Dzisiejszy mecz z Turcją również przegrany 0-3. Gra może nie była zła, ale brakowało jakiegoś błysku, czy czegoś w tym stylu. W każdym secie mniej więcej punkt za punkt do drugiej przerwy technicznej, a później kilka punktów z rzędu rywalek i po ptakach. Tym samym, nie mamy już chyba szans nawet na walkę o miejsca 9-12.
Jutro mecz z Kubą, zapewne nasz ostatni w tym turnieju. Chciałbym, żeby Polki wygrały.

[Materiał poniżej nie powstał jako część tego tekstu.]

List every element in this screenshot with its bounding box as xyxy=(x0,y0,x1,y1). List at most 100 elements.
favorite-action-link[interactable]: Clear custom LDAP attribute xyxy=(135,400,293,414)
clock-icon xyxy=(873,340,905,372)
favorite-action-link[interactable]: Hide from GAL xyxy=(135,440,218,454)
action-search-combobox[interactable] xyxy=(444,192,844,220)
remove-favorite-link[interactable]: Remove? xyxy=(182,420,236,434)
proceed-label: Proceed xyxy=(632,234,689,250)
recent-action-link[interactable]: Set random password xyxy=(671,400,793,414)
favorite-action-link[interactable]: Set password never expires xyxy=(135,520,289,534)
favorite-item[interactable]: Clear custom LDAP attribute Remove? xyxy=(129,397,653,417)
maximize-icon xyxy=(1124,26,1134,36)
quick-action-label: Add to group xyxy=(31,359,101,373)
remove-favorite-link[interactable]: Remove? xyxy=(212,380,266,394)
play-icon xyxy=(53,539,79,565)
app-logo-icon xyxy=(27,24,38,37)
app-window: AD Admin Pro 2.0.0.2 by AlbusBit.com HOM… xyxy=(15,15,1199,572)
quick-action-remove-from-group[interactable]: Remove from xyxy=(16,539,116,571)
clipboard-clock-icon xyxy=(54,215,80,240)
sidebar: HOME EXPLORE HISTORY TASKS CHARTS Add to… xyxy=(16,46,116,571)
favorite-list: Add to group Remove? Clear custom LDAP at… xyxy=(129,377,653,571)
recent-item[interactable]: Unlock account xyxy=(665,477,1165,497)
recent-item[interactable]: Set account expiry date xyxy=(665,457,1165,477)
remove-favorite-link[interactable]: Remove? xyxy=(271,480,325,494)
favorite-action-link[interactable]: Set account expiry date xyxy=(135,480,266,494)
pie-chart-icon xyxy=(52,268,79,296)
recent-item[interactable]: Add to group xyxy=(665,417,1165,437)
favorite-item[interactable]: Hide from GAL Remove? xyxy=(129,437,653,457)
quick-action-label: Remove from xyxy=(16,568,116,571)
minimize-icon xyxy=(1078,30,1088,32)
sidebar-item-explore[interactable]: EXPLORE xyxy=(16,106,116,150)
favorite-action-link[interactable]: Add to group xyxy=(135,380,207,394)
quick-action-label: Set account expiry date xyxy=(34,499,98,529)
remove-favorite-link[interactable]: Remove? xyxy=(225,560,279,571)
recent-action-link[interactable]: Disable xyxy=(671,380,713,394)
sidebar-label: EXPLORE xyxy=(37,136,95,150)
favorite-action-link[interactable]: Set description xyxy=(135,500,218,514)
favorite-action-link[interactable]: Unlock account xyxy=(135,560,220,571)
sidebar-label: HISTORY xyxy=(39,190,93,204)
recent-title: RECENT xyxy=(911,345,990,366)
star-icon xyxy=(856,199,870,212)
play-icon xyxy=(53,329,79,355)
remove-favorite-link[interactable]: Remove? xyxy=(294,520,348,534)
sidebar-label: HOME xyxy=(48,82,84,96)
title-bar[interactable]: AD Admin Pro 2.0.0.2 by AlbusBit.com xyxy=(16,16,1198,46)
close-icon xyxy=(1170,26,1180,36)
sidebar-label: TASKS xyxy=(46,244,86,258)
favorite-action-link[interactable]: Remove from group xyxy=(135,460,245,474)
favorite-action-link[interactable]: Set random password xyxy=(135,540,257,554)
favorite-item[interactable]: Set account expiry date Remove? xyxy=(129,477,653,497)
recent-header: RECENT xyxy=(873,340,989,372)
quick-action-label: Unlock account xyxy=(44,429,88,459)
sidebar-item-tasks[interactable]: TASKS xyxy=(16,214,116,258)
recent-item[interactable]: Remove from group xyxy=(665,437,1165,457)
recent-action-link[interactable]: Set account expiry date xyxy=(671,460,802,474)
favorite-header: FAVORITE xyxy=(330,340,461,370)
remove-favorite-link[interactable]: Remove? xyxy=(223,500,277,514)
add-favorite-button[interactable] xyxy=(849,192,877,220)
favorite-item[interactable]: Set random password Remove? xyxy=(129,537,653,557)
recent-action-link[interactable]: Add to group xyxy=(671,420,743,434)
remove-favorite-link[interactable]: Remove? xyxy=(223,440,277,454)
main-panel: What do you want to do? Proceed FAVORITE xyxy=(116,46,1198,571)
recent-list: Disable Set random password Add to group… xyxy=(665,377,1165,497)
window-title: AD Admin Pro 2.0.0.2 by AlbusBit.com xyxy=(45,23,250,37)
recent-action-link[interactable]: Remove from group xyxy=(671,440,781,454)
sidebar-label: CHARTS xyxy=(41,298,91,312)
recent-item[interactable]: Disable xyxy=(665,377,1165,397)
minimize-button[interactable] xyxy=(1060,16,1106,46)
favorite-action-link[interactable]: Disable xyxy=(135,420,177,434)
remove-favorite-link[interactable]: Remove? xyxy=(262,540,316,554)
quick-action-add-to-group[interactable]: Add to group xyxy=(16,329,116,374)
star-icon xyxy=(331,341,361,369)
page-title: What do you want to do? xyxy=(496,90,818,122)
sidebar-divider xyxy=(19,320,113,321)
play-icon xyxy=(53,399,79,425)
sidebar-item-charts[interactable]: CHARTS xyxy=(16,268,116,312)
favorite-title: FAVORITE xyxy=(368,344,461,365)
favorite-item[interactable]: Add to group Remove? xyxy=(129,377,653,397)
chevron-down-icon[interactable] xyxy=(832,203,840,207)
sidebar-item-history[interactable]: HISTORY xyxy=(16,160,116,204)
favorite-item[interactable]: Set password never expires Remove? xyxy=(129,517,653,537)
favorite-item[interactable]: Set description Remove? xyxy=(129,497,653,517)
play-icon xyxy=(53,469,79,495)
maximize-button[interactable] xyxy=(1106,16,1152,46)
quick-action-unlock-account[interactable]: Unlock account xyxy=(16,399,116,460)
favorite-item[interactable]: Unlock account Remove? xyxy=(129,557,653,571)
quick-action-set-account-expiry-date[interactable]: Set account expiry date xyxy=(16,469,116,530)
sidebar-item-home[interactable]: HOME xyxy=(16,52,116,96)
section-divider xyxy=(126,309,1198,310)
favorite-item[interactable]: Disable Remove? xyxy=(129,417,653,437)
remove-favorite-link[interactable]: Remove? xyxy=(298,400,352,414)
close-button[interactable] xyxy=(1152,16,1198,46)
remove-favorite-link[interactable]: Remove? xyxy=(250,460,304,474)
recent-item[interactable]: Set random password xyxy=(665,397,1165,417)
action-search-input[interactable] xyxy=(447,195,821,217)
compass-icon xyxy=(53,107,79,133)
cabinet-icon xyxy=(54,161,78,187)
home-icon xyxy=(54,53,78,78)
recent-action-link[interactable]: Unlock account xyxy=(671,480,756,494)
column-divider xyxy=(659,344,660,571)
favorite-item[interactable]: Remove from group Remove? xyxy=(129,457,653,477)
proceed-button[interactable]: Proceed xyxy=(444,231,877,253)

- Wojtek3 - 11-11-2006 14:18

Tak jak pisałem, Neslihan Darnel dziś nam pokazała, że Polska bez naszych czołowych siatkarek jest bez szans. Turcja nas nieźle skarciła, tak jak poprzednie zespoły wykorzystywały nasze błędy. Nie rozumiem jak ze stanu 1-6 może dojść do 8-7 czy 6-6 ... Naprawde dla mnie katastrofa, w meczu było kilka przebłysków i tyle, pozytywnie zaskoczyła mnie Kamila Frątczak, bardzo pewny punkt naszego zespołu dziś. Jutro mecz z Kubą i nie zdziwie sie jak przegramy, zreszta juz nie mamy szans na walke o miejsca 9-12.


- Zashi - 15-11-2006 17:10

Niedlugo MS w Japonii ale mezczyzn. Jestesmy w grupie A razem z Japonią, Argentyna, Chinami, Egiptem oraz Portoryko. Najtrudniej bedzie z Argentyna, ale bewnie bedzie faworytami, mimo iz sa o 1 miejsce wyzej w rankingu FIVB. A wiec 1 miejsce w grupie nasze, ale potem trafimy na Serbia i Czarnogore lub Rosje. Do tych spotkan trzeba sie przygotowac bardzo dobrze.


- Pejter - 15-11-2006 18:37

Jeszcze co do MŚ siatkarek to przegraliśmy ostatni mecz z Kubą również 0-3 i nasz występ na tych mistrzostwach można uznać za bardzo nieudany.

Zashi napisał(a):A wiec 1 miejsce w grupie nasze

Super. Jesteś jasnowidzem, czy co? Ja uważam, że Japonia i Argentyna mogą nam napsuć sporo krwi i w meczach z nimi trzeba się mocno spiąć. A Egipt i Portoryko rzeczywiście outsiderzy i z nimi powinny być spokojne zwycięstwa. W treningowych sparingach z Brazylią uzyskaliśmy wyniki: 2-2 i 1-3. Oba zespoły ćwiczyły przede wszystkim taktykę, więc te wyniki nie muszą odzwierciedlać formy któregokolwiek z zespołów. Czekamy na pierwszy mecz.